Wie sind ihre Dämmeigenschaften?

Die Dämmwirkung von Materialien wird mit dem Lambda-Wert angegeben. Dabei gilt: Je niedriger der Wert, desto besser die Wirkung. Viele ökologische Produkte lägen im „soliden Mittelfeld“, erläutert Andreas Schulze vom Verband Dämmstoffe aus nachwachsenden Rohstoffen (VDNR): „Beim winterlichen Kälteschutz haben einige synthetische Materialien die Nase vorn.“ Allerdings können mit ökologischen Materialien die gleichen Wirkungen erzielt werden, wenn die Dämmstoffstärke entsprechend angepasst wird. „Dabei handelt es sich um wenige Zentimeter mehr“, so Schulze.
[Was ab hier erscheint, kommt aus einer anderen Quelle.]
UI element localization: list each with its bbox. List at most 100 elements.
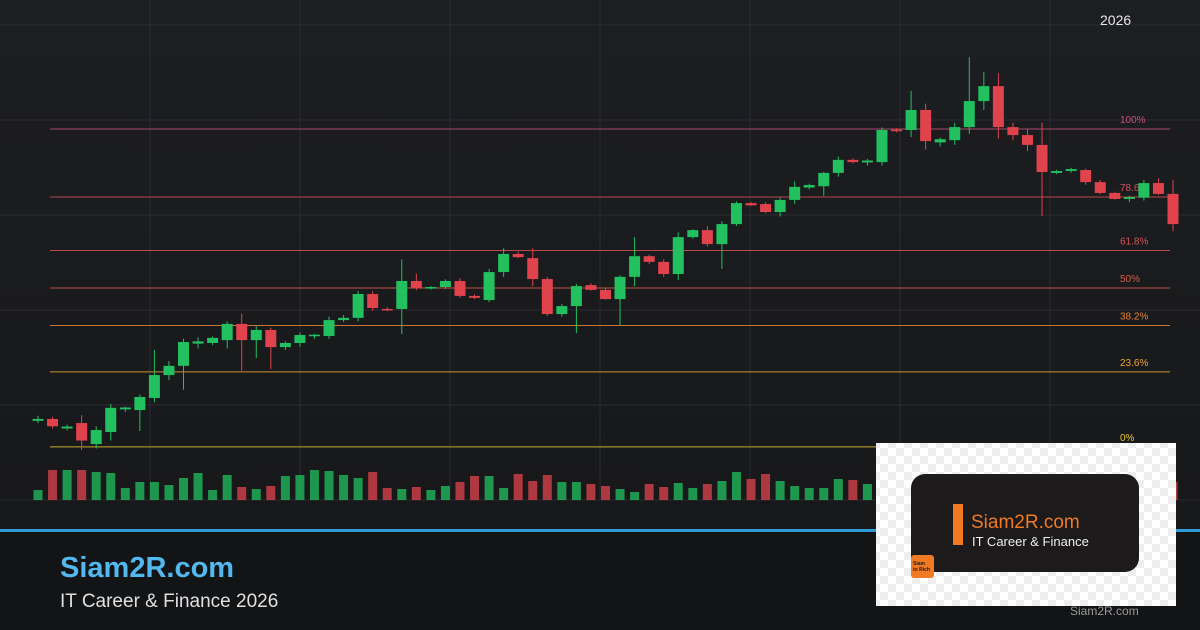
volume-bar — [266, 486, 276, 500]
fib-level-label: 78.6% — [1120, 183, 1148, 194]
volume-bar — [819, 488, 829, 500]
volume-bar — [280, 476, 290, 500]
candle-body — [1007, 127, 1019, 136]
candle-body — [105, 407, 117, 432]
volume-bar — [77, 470, 87, 500]
card-logo — [911, 555, 934, 578]
volume-bar — [339, 475, 349, 500]
candle-body — [1036, 144, 1048, 172]
candle-body — [600, 289, 611, 300]
card-accent — [953, 504, 963, 545]
candle-body — [1094, 182, 1106, 193]
volume-bar — [237, 487, 247, 500]
volume-bar — [833, 479, 843, 500]
candle-body — [789, 186, 801, 200]
candle-body — [658, 261, 670, 274]
candle-body — [920, 109, 932, 142]
candle-body — [381, 308, 393, 311]
volume-bar — [717, 481, 727, 500]
logo-text: to Rich — [913, 567, 930, 573]
volume-bar — [251, 489, 261, 500]
volume-bar — [164, 485, 174, 500]
brand-title: Siam2R.com — [60, 552, 234, 584]
candle-body — [76, 423, 88, 441]
candle-body — [207, 337, 219, 343]
candle-body — [265, 329, 277, 348]
candle-body — [832, 159, 844, 173]
volume-bar — [382, 488, 392, 500]
volume-bar — [208, 490, 218, 500]
brand-subtitle: IT Career & Finance 2026 — [60, 591, 278, 612]
volume-bar — [601, 486, 610, 500]
candle-body — [643, 256, 655, 262]
volume-bar — [368, 472, 378, 500]
candle-body — [1123, 197, 1135, 199]
volume-bar — [295, 475, 305, 500]
candlestick-chart: 100% 78.6% 61.8% 50% 38.2% 23.6% 0% — [32, 57, 1179, 500]
candle-body — [730, 203, 742, 225]
volume-bar — [557, 482, 567, 500]
volume-bar — [135, 482, 145, 500]
candle-body — [803, 184, 815, 188]
volume-bar — [644, 484, 654, 500]
candle-body — [614, 276, 626, 300]
volume-bar — [659, 487, 669, 500]
watermark: Siam2R.com — [1070, 604, 1139, 618]
candle-body — [585, 285, 597, 290]
card-title: Siam2R.com — [971, 512, 1080, 533]
candle-body — [1080, 170, 1092, 183]
volume-bar — [775, 481, 785, 500]
candle-body — [47, 418, 59, 427]
candle-body — [1109, 192, 1121, 199]
candle-body — [134, 397, 146, 411]
candle-body — [541, 279, 553, 315]
candle-body — [498, 253, 510, 273]
logo-card: Siam2R.com IT Career & Finance Siam to R… — [876, 443, 1176, 606]
candle-body — [396, 280, 408, 309]
candle-body — [992, 86, 1004, 128]
candle-body — [163, 365, 175, 376]
volume-bar — [106, 473, 116, 500]
fib-level-label: 23.6% — [1120, 358, 1148, 369]
candle-body — [701, 230, 713, 245]
candle-body — [934, 139, 946, 143]
candle-body — [716, 224, 728, 245]
candle-body — [629, 256, 641, 277]
candle-body — [308, 334, 320, 337]
volume-bar — [542, 475, 552, 500]
candle-body — [483, 272, 495, 301]
fib-level-label: 0% — [1120, 433, 1135, 444]
volume-bar — [484, 476, 494, 500]
volume-bar — [48, 470, 58, 500]
volume-bar — [179, 478, 189, 500]
candle-body — [672, 237, 684, 274]
candle-body — [570, 286, 582, 307]
candle-body — [367, 294, 379, 308]
candle-body — [279, 342, 291, 348]
candle-body — [338, 317, 350, 321]
candle-body — [148, 375, 160, 398]
volume-bar — [731, 472, 741, 500]
candle-body — [963, 101, 975, 128]
volume-bar — [862, 484, 872, 500]
volume-bar — [353, 478, 363, 500]
candle-body — [905, 109, 917, 130]
candle-body — [90, 430, 102, 445]
volume-bar — [586, 484, 596, 500]
card-subtitle: IT Career & Finance — [972, 534, 1089, 549]
candle-body — [250, 329, 262, 341]
fib-level-label: 100% — [1120, 115, 1146, 126]
year-label: 2026 — [1100, 12, 1131, 28]
candle-body — [512, 253, 524, 258]
card-panel — [911, 474, 1139, 572]
candle-body — [978, 86, 990, 102]
volume-bar — [426, 490, 436, 500]
candle-body — [1138, 183, 1150, 198]
candle-body — [891, 129, 903, 132]
fib-level-label: 50% — [1120, 274, 1140, 285]
logo-text: Siam — [913, 561, 926, 567]
candle-body — [949, 127, 961, 141]
candle-body — [454, 280, 466, 296]
volume-bar — [411, 487, 421, 500]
Wo kommen sie zum Einsatz?

Ökologische Dämmmaterialien sind universell einsetzbar – sei es als Außendämmung, Dachdämmung oder Innendämmung. Es bestehen verschiedene Verarbeitungsweisen: So können Holzfaserdämmplatten als Wärmedämmverbundsystem angebracht werden. Zellulose wird in der Regel eingeblasen. Wolle kann unter anderem gestopft werden, mit Stroh werden Gefache von Holzkonstruktionen gefüllt.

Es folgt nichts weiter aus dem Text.